The Museum is a member of the Black Rock Forest Consortium, a unique alliance of colleges and universities, public and independent K-12 schools, and leading scientific and cultural institutions. The Consortium operates the 4000-acre Black Rock Forest, located 50 miles north of New York City in the Hudson Highlands, as a field station for scientific research, education, and conservation. The Forest features dramatic topography with over 1000 feet of relief, numerous lakes and streams, and high habitat and species diversity. Field station facilities available for faculty and doctoral research include the Center for Science and Education, with laboratory, teaching, and computer areas; the Forest Lodge and the Old Headquarters Building for overnight visitors and conferences; and a Solar Pavilion that provides protected outdoor learning and gathering space.

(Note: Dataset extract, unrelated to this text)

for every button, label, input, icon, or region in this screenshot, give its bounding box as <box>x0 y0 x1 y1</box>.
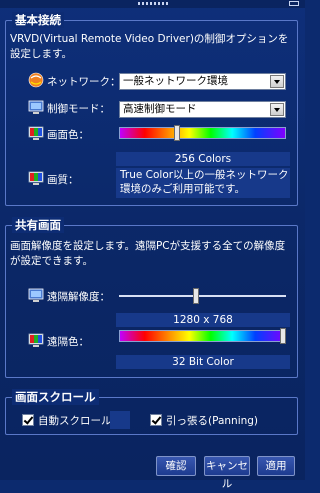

Since 1935, the Hayden Planetarium has served as the premier conduit between the frontier of cosmic discovery and the public’s appreciation of it. Operating through the Astrophysics Department (Division of Physical Sciences), the Planetarium conducts, interprets, and brings frontier astrophysics research into the educational offerings of the American Museum of Natural History. More than 100 books on the universe have been authored by staff of the Hayden Planetarium. The institutional identity of the Hayden Planetarium has conventionally (and successfully) flowed through this and countless other high-profile public outreach activities of its staff.
Scientists in the Department of Earth and Planetary Sciences perform a wide range of collections-based research, with a focus on basic mineralogy, petrology, crystallography, and isotope and trace element geochemistry. Researchers and students have access to a broad suite of geological sample preparation facilities, including ultra-fine saws and microsampling devices. Analytical tools include an SX5/Tactis electron microprobe, FTIR lab, and x-ray microdiffractometer. The EPS experimental petrology laboratory includes a high-precision balance, and facilities for exploring rock and mineral behavior at high pressures and temperatures.